The leaders and members of Trinity United Church of Christ, including Barack Obama have provided a far more informed and articulate defense of the church and “divisive” former pastor Jeremiah Wright than I can. But as a white boy who’s crossed paths with the minister and the church before, I wanted to add a couple of things.

I knew nothing about Rev. Wright or Trinity until I attended McCormick Theological Seminary, a graduate school in Hyde Park, from 1997 to 2000. The student body was mostly white, but I’m pretty sure Trinity had more of us enrolled than any other congregation. Trinity was presented to me and everyone else as a welcome and open place whose pastor and members were dedicated to social justice, especially for the people in their own neighborhoods; and the 20 or so people I knew who went there—including several church leaders—were universally warm, respectful, and open-minded. When I attended services at Trinity I was welcomed no less, and while I’m kind of the skeptical type when it comes to sermonizing, I was impressed with Reverend Wright. He was thoughtful, critical, funny, and deeply spiritual; he railed against white supremacy, which struck me as appropriate; and he seemed to challenge everyone there to become better citizens.
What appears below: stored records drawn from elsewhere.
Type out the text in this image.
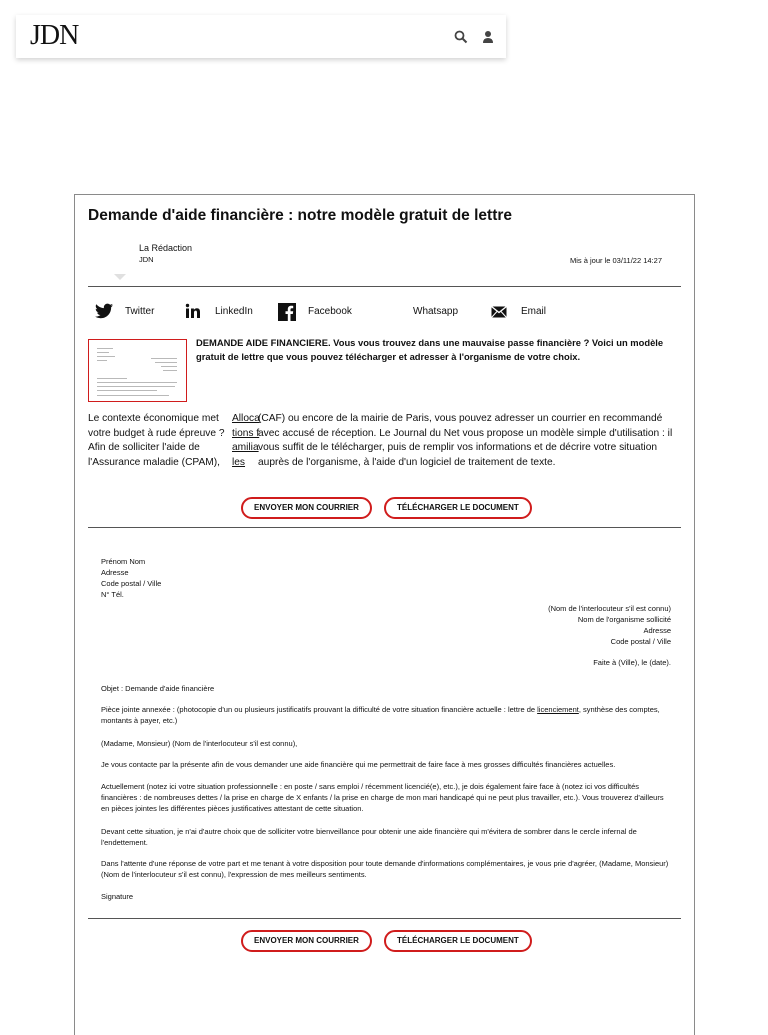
JDN
Demande d'aide financière : notre modèle gratuit de lettre
La Rédaction
JDN	Mis à jour le 03/11/22 14:27
Twitter	LinkedIn	Facebook	Whatsapp	Email

DEMANDE AIDE FINANCIERE. Vous vous trouvez dans une mauvaise passe financière ? Voici un modèle gratuit de lettre que vous pouvez télécharger et adresser à l'organisme de votre choix.

Le contexte économique met votre budget à rude épreuve ? Afin de solliciter l'aide de l'Assurance maladie (CPAM),

Allocations familiales

(CAF) ou encore de la mairie de Paris, vous pouvez adresser un courrier en recommandé avec accusé de réception. Le Journal du Net vous propose un modèle simple d'utilisation : il vous suffit de le télécharger, puis de remplir vos informations et de décrire votre situation auprès de l'organisme, à l'aide d'un logiciel de traitement de texte.

ENVOYER MON COURRIER	TÉLÉCHARGER LE DOCUMENT

Prénom Nom

Adresse

Code postal / Ville

N° Tél.

(Nom de l'interlocuteur s'il est connu)

Nom de l'organisme sollicité

Adresse

Code postal / Ville

Faite à (Ville), le (date).

Objet : Demande d'aide financière

Pièce jointe annexée : (photocopie d'un ou plusieurs justificatifs prouvant la difficulté de votre situation financière actuelle : lettre de licenciement, synthèse des comptes, montants à payer, etc.)

(Madame, Monsieur) (Nom de l'interlocuteur s'il est connu),

Je vous contacte par la présente afin de vous demander une aide financière qui me permettrait de faire face à mes grosses difficultés financières actuelles.

Actuellement (notez ici votre situation professionnelle : en poste / sans emploi / récemment licencié(e), etc.), je dois également faire face à (notez ici vos difficultés financières : de nombreuses dettes / la prise en charge de X enfants / la prise en charge de mon mari handicapé qui ne peut plus travailler, etc.). Vous trouverez d'ailleurs en pièces jointes les différentes pièces justificatives attestant de cette situation.

Devant cette situation, je n'ai d'autre choix que de solliciter votre bienveillance pour obtenir une aide financière qui m'évitera de sombrer dans le cercle infernal de l'endettement.

Dans l'attente d'une réponse de votre part et me tenant à votre disposition pour toute demande d'informations complémentaires, je vous prie d'agréer, (Madame, Monsieur) (Nom de l'interlocuteur s'il est connu), l'expression de mes meilleurs sentiments.

Signature

ENVOYER MON COURRIER	TÉLÉCHARGER LE DOCUMENT
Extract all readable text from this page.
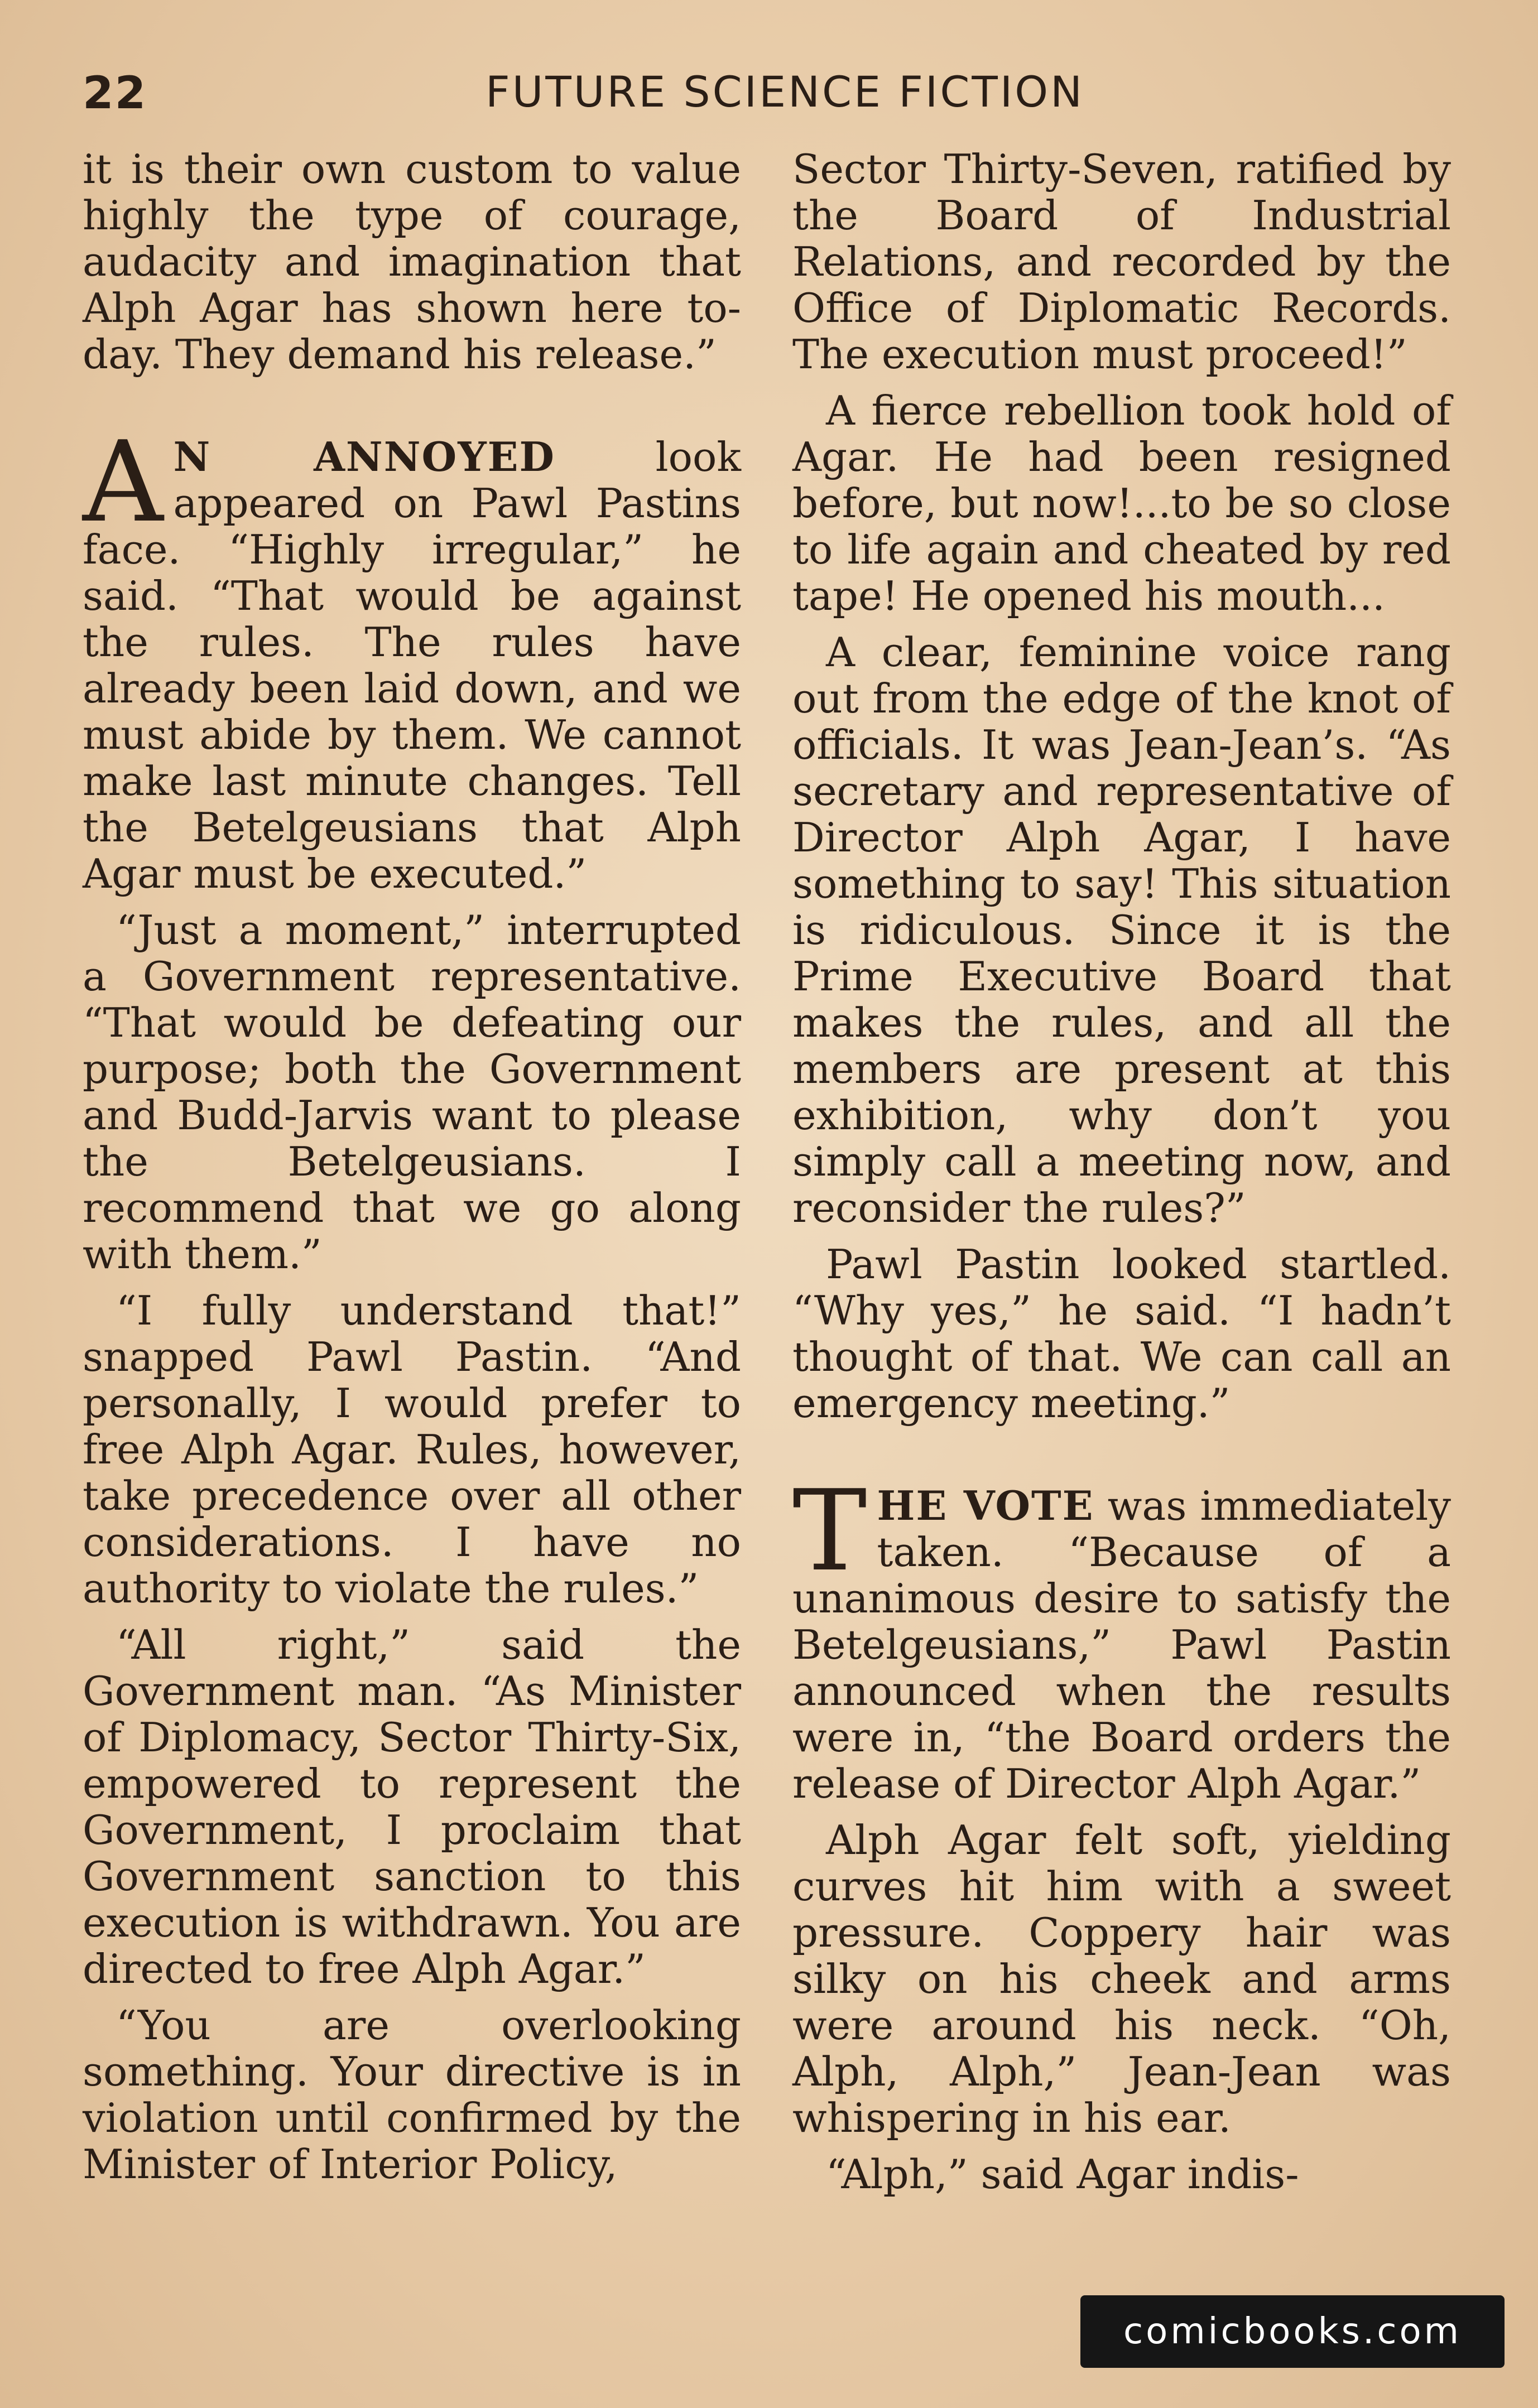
22	FUTURE SCIENCE FICTION

it is their own custom to value highly the type of courage, audacity and imagination that Alph Agar has shown here to-day. They demand his release.”

A N ANNOYED look appeared on Pawl Pastins face. “Highly irregular,” he said. “That would be against the rules. The rules have already been laid down, and we must abide by them. We cannot make last minute changes. Tell the Betelgeusians that Alph Agar must be executed.”

“Just a moment,” interrupted a Government representative. “That would be defeating our purpose; both the Government and Budd-Jarvis want to please the Betelgeusians. I recommend that we go along with them.”

“I fully understand that!” snapped Pawl Pastin. “And personally, I would prefer to free Alph Agar. Rules, however, take precedence over all other considerations. I have no authority to violate the rules.”

“All right,” said the Government man. “As Minister of Diplomacy, Sector Thirty-Six, empowered to represent the Government, I proclaim that Government sanction to this execution is withdrawn. You are directed to free Alph Agar.”

“You are overlooking something. Your directive is in violation until confirmed by the Minister of Interior Policy,

Sector Thirty-Seven, ratified by the Board of Industrial Relations, and recorded by the Office of Diplomatic Records. The execution must proceed!”

A fierce rebellion took hold of Agar. He had been resigned before, but now!...to be so close to life again and cheated by red tape! He opened his mouth...

A clear, feminine voice rang out from the edge of the knot of officials. It was Jean-Jean’s. “As secretary and representative of Director Alph Agar, I have something to say! This situation is ridiculous. Since it is the Prime Executive Board that makes the rules, and all the members are present at this exhibition, why don’t you simply call a meeting now, and reconsider the rules?”

Pawl Pastin looked startled. “Why yes,” he said. “I hadn’t thought of that. We can call an emergency meeting.”

THE VOTE was immediately taken. “Because of a unanimous desire to satisfy the Betelgeusians,” Pawl Pastin announced when the results were in, “the Board orders the release of Director Alph Agar.”

Alph Agar felt soft, yielding curves hit him with a sweet pressure. Coppery hair was silky on his cheek and arms were around his neck. “Oh, Alph, Alph,” Jean-Jean was whispering in his ear.

“Alph,” said Agar indis-

comicbooks.com
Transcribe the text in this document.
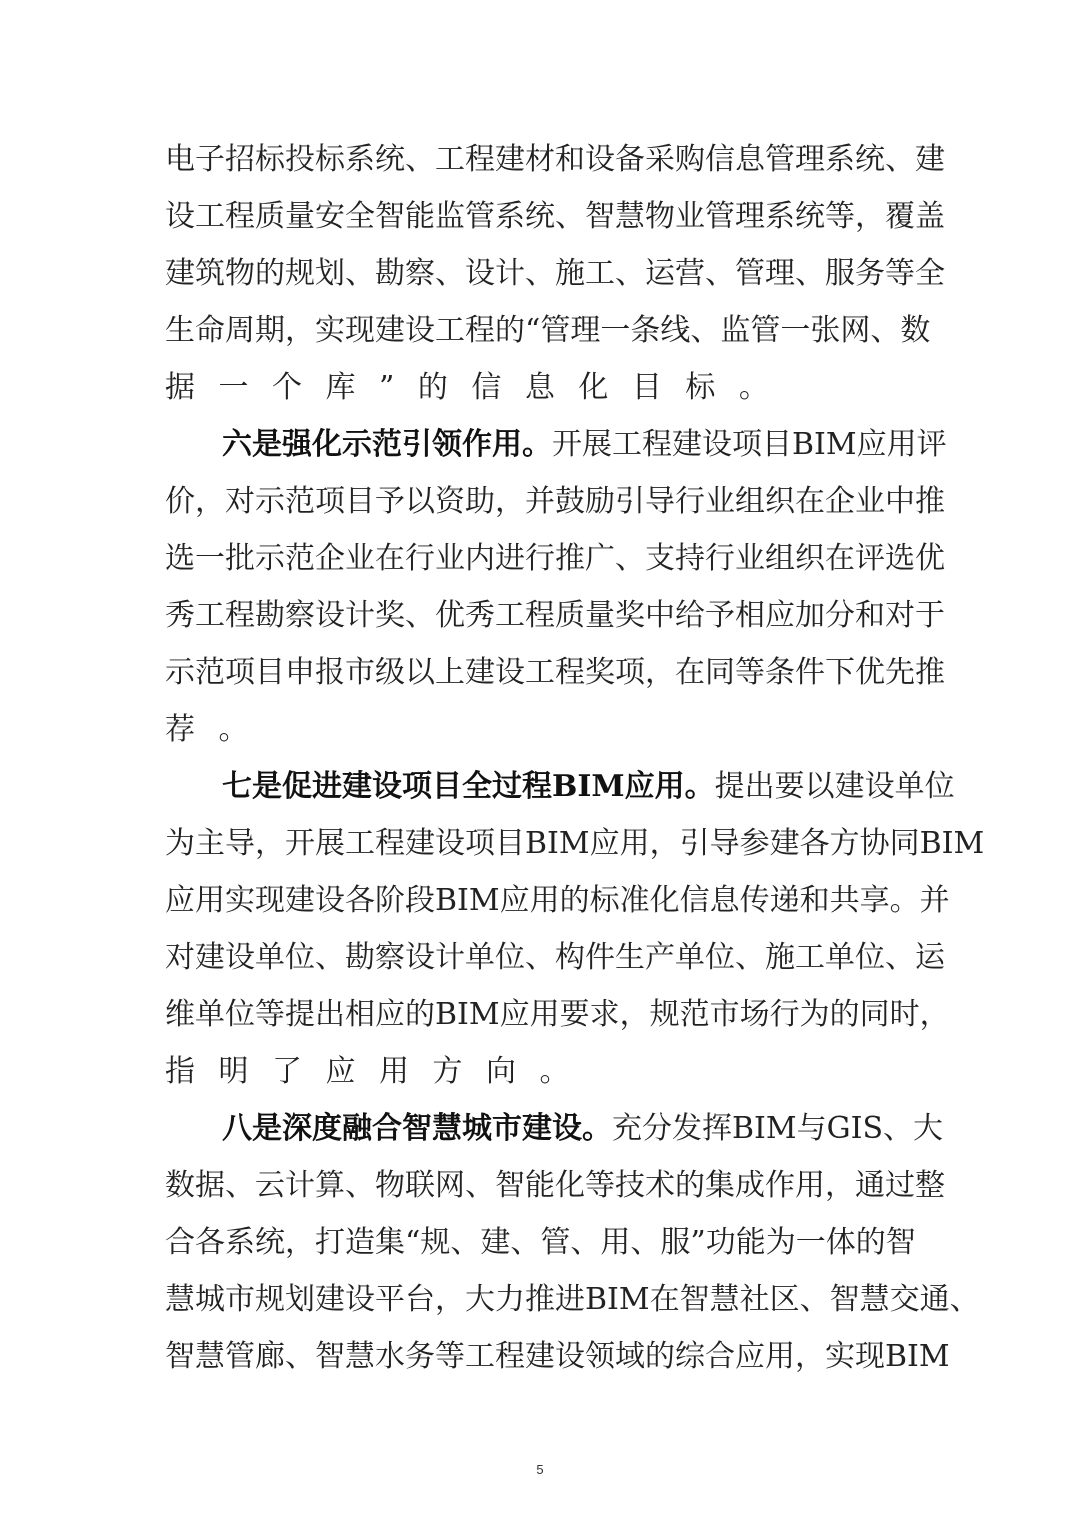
电 子 招 标 投 标 系 统 、 工 程 建 材 和 设 备 采 购 信 息 管 理 系 统 、 建
设 工 程 质 量 安 全 智 能 监 管 系 统 、 智 慧 物 业 管 理 系 统 等 ， 覆 盖
建 筑 物 的 规 划 、 勘 察 、 设 计 、 施 工 、 运 营 、 管 理 、 服 务 等 全
生 命 周 期 ， 实 现 建 设 工 程 的 “ 管 理 一 条 线 、 监 管 一 张 网 、 数
据 一 个 库 ” 的 信 息 化 目 标 。
六 是 强 化 示 范 引 领 作 用 。 开 展 工 程 建 设 项 目 BIM 应 用 评
价 ， 对 示 范 项 目 予 以 资 助 ， 并 鼓 励 引 导 行 业 组 织 在 企 业 中 推
选 一 批 示 范 企 业 在 行 业 内 进 行 推 广 、 支 持 行 业 组 织 在 评 选 优
秀 工 程 勘 察 设 计 奖 、 优 秀 工 程 质 量 奖 中 给 予 相 应 加 分 和 对 于
示 范 项 目 申 报 市 级 以 上 建 设 工 程 奖 项 ， 在 同 等 条 件 下 优 先 推
荐 。
七 是 促 进 建 设 项 目 全 过 程 BIM 应 用 。 提 出 要 以 建 设 单 位
为 主 导 ， 开 展 工 程 建 设 项 目 BIM 应 用 ， 引 导 参 建 各 方 协 同 BIM
应 用 实 现 建 设 各 阶 段 BIM 应 用 的 标 准 化 信 息 传 递 和 共 享 。 并
对 建 设 单 位 、 勘 察 设 计 单 位 、 构 件 生 产 单 位 、 施 工 单 位 、 运
维 单 位 等 提 出 相 应 的 BIM 应 用 要 求 ， 规 范 市 场 行 为 的 同 时 ，
指 明 了 应 用 方 向 。
八 是 深 度 融 合 智 慧 城 市 建 设 。 充 分 发 挥 BIM 与 GIS 、 大
数 据 、 云 计 算 、 物 联 网 、 智 能 化 等 技 术 的 集 成 作 用 ， 通 过 整
合 各 系 统 ， 打 造 集 “ 规 、 建 、 管 、 用 、 服 ” 功 能 为 一 体 的 智
慧 城 市 规 划 建 设 平 台 ， 大 力 推 进 BIM 在 智 慧 社 区 、 智 慧 交 通 、
智 慧 管 廊 、 智 慧 水 务 等 工 程 建 设 领 域 的 综 合 应 用 ， 实 现 BIM
5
After I graduated from seminary, I returned to journalism, and a few months later I wrote a story detailing the relationships of several large black congregations in Chicago with the Daley administration. The story attempted to show how the city had provided several of them—including Trinity—with thousands of dollars in funding for social programs, and to capture a debate within the black community about whether these churches lost their prophetic voices when they formed alliances with the mayor.

A couple of pastors reportedly denounced the story and me in church on Sunday morning. And when Reverend Wright visited my alma mater, he took the opportunity to attack my story for lumping Trinity in with a group of other congregations with less integrity. It was unfair, he felt: I had proceeded as if all black congregations were the same.

Naturally, I thought he was defensive and plain wrong, but I couldn’t really dispute his right to make an argument in public, since I had done so myself. And unlike a couple of other people I’d written about, he didn’t attack me personally (or get his alderman to write nasty letters to the editor about me).

Of more concern to me, my two closest Trinity friends saw the story the way Wright did, and they were upset enough that they vowed to do something about it: they invited me to dinner. More accurately, they invited me to “break bread” with them.

We did. It wasn’t always easy, but over our food, we talked about my story, Wright, racism, journalism, and a zillion other things, and in the end I agreed that I was right to challenge their church in print and they agreed I was full of shit. Fair enough.

The truth is that I don’t know Jeremiah Wright. I’ve never met him. I do wish that he and the church more directly took on local political figures who claim to be friends of the black community but don’t seem to have delivered.

But if I’m going to measure him and the church he built by the people who have come out of it—which is the point here, right?—then I’ll just say “Amen to that.”